If that sounds improbable, Carlson makes it very believable by presenting us with a world in which the supernatural intertwines with the everyday. If I had to categorise Muladona I'd put it somewhere between Ray Bradbury and Mark Twain, with a distinct touch of Rod Serling and a dash of Ambrose Bierce. It's world is that of often cruel life in the deserts on the southern frontier of the US at a time when bigotry against 'natives' and Mexicans was not merely tolerated but respectable.

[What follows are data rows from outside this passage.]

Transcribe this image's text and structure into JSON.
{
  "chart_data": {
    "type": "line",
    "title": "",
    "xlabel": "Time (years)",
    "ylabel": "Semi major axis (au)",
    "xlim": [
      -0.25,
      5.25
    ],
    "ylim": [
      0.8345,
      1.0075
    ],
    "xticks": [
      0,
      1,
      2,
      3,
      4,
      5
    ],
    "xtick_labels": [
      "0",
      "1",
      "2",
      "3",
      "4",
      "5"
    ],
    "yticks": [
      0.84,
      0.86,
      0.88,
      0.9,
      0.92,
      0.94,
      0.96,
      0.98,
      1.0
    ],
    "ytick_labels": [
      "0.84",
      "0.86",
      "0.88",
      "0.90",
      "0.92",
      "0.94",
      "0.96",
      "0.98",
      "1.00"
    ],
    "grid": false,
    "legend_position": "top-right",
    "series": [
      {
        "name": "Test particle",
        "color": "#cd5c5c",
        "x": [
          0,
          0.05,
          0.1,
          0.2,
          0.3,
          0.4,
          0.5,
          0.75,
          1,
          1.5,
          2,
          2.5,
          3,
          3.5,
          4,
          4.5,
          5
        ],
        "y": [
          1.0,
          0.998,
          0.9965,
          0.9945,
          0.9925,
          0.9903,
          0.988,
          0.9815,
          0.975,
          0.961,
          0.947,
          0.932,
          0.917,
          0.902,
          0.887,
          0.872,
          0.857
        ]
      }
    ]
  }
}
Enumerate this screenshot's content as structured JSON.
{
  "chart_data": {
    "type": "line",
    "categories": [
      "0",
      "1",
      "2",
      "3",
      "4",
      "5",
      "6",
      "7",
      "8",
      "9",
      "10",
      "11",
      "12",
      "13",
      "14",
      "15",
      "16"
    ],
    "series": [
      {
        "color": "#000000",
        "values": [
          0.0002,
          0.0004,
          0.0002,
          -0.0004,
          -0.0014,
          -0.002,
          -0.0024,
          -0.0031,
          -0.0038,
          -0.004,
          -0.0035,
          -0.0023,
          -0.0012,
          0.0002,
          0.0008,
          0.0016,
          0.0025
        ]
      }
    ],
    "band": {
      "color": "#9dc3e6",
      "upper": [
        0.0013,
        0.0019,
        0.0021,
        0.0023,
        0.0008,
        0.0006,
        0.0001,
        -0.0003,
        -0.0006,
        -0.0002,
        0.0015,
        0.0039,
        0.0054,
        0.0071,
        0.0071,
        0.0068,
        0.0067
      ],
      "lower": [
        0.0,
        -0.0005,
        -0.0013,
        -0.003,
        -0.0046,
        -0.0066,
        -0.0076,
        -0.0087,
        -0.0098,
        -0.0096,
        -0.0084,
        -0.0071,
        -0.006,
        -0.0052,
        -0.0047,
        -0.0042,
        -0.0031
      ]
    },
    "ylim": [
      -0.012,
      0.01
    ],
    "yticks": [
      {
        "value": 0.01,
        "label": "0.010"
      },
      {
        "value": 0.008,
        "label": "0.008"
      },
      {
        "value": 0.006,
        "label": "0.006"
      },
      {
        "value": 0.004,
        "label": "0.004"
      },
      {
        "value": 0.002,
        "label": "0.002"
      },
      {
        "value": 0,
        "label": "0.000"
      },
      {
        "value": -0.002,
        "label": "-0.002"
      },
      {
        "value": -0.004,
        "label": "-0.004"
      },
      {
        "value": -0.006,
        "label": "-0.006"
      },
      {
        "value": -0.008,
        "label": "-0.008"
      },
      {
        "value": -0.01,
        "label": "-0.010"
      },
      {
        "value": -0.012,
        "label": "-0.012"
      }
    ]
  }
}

It's also a magical world in which young Verge, confined to bed for much of his life, enjoys the works of Victorian authors like Stevenson, Verne, and Wells. He also hears the tales of the people of Incarnation, an old gold-mining town recolonised by a group of fiercely Protestant Swedes, led by his Verge's overbearing grandfather. There's a compelling, prolonged clash between the earthy but humane values of the locals and the austere, hypocritical ways of the incomers that proves central to the story.

As well as a strong central narrative, this is also a story about telling stories. Verge finds a way to protect himself from the Muladona for a while by hiding under the bed sheets (sound familiar?), but the creature torments him, night after night, by telling him scary stories. These tales become ever more disturbing and personal as his allotted time runs out and he must do the one thing that will defeat the monster - guess it's true name.

The stories within the novel are all first-rate, and show the author's great versatility. One particularly impressive tale is a neat variation on 'The Venus of Ile' by Merimee. Another is a futuristic story of science misused to control 'naughty' children that's truly nightmarish. All explore the themes of exploitation and violence that underpin the creation of American society, and it's interesting that (without giving too much away) Carlson here rejects the American dream in its narrow 'Trumpian' sense.

None of which conveys the essential quality of the book, which is not a thesis or a lecture. It is more of a boy's fever-dream recollected in old age by a man who has lived life to the full. We know Verge survives, albeit with scars, because this is his first-person recollection. Yet the Muladona is still far more menacing than most horror monsters, and the revelation of its true identity is deeply shocking but artistically right.

Eric Stener Carlson is a new writer to me, but on the strength of this book I'd say he was a first-rate author of supernatural fiction. He mines deep in the old tradition, but makes something rich and new, and his prose is admirably clear. I'll be seeking out more of his work.